Wave of Terror, by Jon Jefferson

Seven stars

Jon Jefferson has created this intriguing science-based thriller that stirs up some interesting possibilities for 21st century terrorism. While completing some research on the Canary Islands, astronomer Megan O’Malley is angered to see that her telescope images are blurry and the placement of the instrument is constantly bumped out of place. However, when she places some calls, she is baffled to learn that there are not anomalies with the telescope and no seismographic documentation to explain any earth tremors, the usual suspects for such erroneous images. Megan is sure of what she’s seen, the photos acting as concrete documentation that something’s happened, no matter how minute. Digging a little deeper and running some of her own tests, Megan soon learns that the official seismic information has been altered online, helping to hide the actual tremors, but from what? Discussing these findings with a British academic, Megan learns that there has been chatter about some tsunami-like waves bound for the Eastern Seaboard of the United States. Security experts have downplayed this as hogwash, as there is nothing to suggest that there are any seismic shifts that could bring this about. FBI Special Agent Christopher ‘Chip’ Dawtry seems to feel that there is more to Megan’s story than many will admit and begins to follow the trail, even when he is ordered not to give it any credence. Tracking her down and coming to offer his assistance, Chip works with Megan to reveal the truth before they can be targeted for extermination. As they learn just how deep the plot runs, Chip and Megan must convince the authorities before the seismic technology creates an act of terror that would make September 2001 seem like a warm-up act. Jefferson does a decent job with this End of Days thriller, mixing the right amount of science to keep the reader wondering about how plausible this might be in the coming years. Those seeking a lighter fare in their reading may enjoy this piece.

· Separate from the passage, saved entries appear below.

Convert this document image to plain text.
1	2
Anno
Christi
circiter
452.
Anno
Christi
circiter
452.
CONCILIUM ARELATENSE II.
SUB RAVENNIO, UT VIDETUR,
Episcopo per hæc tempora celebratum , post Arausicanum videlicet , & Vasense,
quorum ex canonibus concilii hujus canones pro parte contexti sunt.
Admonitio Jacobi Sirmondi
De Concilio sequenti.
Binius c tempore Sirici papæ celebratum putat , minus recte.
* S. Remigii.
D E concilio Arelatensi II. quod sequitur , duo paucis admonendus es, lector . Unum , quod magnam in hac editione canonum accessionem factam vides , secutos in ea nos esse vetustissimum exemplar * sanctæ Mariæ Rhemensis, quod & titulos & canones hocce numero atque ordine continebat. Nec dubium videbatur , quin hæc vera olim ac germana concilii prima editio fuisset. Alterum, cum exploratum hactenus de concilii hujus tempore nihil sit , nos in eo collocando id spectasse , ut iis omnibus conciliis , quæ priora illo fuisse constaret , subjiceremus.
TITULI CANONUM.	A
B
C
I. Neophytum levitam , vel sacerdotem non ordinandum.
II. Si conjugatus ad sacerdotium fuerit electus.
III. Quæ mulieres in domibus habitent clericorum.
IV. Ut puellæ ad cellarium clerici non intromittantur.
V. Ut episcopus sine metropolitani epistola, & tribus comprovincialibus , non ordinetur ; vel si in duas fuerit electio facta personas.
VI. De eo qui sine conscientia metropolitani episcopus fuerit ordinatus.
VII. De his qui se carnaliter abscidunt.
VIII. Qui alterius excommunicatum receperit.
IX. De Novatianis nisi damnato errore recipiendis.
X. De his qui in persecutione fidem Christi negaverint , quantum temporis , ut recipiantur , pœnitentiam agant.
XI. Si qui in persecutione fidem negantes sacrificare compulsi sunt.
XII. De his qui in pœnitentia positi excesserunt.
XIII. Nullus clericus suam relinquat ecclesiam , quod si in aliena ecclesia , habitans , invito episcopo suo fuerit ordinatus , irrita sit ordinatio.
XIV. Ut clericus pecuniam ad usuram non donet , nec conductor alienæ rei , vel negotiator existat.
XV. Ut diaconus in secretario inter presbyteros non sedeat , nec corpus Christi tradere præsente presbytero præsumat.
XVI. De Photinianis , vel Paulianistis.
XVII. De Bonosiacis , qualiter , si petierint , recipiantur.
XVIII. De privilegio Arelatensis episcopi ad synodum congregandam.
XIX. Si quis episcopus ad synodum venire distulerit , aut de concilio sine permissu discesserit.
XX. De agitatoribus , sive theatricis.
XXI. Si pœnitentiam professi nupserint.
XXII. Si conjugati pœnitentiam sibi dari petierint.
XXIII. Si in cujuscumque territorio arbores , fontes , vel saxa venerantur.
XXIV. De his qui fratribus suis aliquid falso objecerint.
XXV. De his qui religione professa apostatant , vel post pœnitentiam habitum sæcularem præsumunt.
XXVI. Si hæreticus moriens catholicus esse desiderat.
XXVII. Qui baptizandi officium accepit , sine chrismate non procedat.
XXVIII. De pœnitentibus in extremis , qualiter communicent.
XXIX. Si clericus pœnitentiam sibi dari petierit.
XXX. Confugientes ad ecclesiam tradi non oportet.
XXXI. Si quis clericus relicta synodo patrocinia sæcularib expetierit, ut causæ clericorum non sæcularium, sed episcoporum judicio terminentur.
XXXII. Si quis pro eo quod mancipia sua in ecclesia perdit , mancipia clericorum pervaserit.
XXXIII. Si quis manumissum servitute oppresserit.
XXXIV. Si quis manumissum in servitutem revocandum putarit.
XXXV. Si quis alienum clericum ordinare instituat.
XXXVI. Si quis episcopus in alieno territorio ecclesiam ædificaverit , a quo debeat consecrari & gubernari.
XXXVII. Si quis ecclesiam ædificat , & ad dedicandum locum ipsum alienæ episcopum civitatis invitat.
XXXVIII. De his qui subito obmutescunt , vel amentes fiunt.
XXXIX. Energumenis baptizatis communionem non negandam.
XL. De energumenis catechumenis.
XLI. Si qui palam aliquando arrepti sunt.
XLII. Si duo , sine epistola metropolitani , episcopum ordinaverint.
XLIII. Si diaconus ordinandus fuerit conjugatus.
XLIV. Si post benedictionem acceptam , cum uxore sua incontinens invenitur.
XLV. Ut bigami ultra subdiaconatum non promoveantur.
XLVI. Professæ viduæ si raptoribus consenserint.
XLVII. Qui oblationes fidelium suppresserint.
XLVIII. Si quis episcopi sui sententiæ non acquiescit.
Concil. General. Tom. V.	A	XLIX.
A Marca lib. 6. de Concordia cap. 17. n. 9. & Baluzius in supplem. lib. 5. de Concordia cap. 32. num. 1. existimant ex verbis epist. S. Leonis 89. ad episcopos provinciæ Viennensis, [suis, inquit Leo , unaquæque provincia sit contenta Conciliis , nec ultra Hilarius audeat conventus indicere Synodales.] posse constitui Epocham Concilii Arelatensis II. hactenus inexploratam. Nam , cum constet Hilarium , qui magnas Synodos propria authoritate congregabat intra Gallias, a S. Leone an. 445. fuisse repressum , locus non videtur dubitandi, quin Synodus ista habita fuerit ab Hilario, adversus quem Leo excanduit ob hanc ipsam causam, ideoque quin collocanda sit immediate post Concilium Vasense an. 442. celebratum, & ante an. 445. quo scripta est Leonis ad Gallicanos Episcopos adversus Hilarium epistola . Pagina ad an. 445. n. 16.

I have read a number of Jon Jefferson novels, though he was always collaborating with William Bass in the Bone Field series (with their great ‘Jefferson Bass’ moniker). The story proved to be entertaining and the premise quite engaging at a time when terrorism has become stale and any mention of ISIS or Al-Qaeda has many readers walking away. Jefferson creates quite an interesting character in Megan O’Malley, whose passion for the skies is matched by her inability to get her point across in social situations. Megan remains the academic damsel in distress, unable to defend herself effectively when the guns and blades come out. She comes across as passionate, even though the reader may find it hard to connect to her throughout the narrative. Equally complicated is Chip Dawtry, who has a dedication to his work and a passion for security that clouds his ability to be as open and engaging as the reader may like. Sticking the two together, and peppering many other secondary characters, makes for an interesting story that keeps a decent level of energy throughout. The premise of the story is decent, a new form of terrorism hidden within scientific occurrences, as well as some developing organisations to strike against the Americans, though I felt that the overall piece failed to grip me to the extent that I had hoped. The story had some decent foundations, though it seemed only to skim the surface when it came to creating a thriller sensation. The science is strong but the narrative needed more to push things into full-fledged panic mode. Perhaps I am trying to compare Jefferson’s solo work against his collaborations, which I enjoy tremendously. Jefferson’s past work with Bass is surely a stronger effort, though I am sure this is only an anomaly and there is more to come in the next novel. Catastrophic thrillers do tend to have a hard time not becoming too cheesy in their delivery.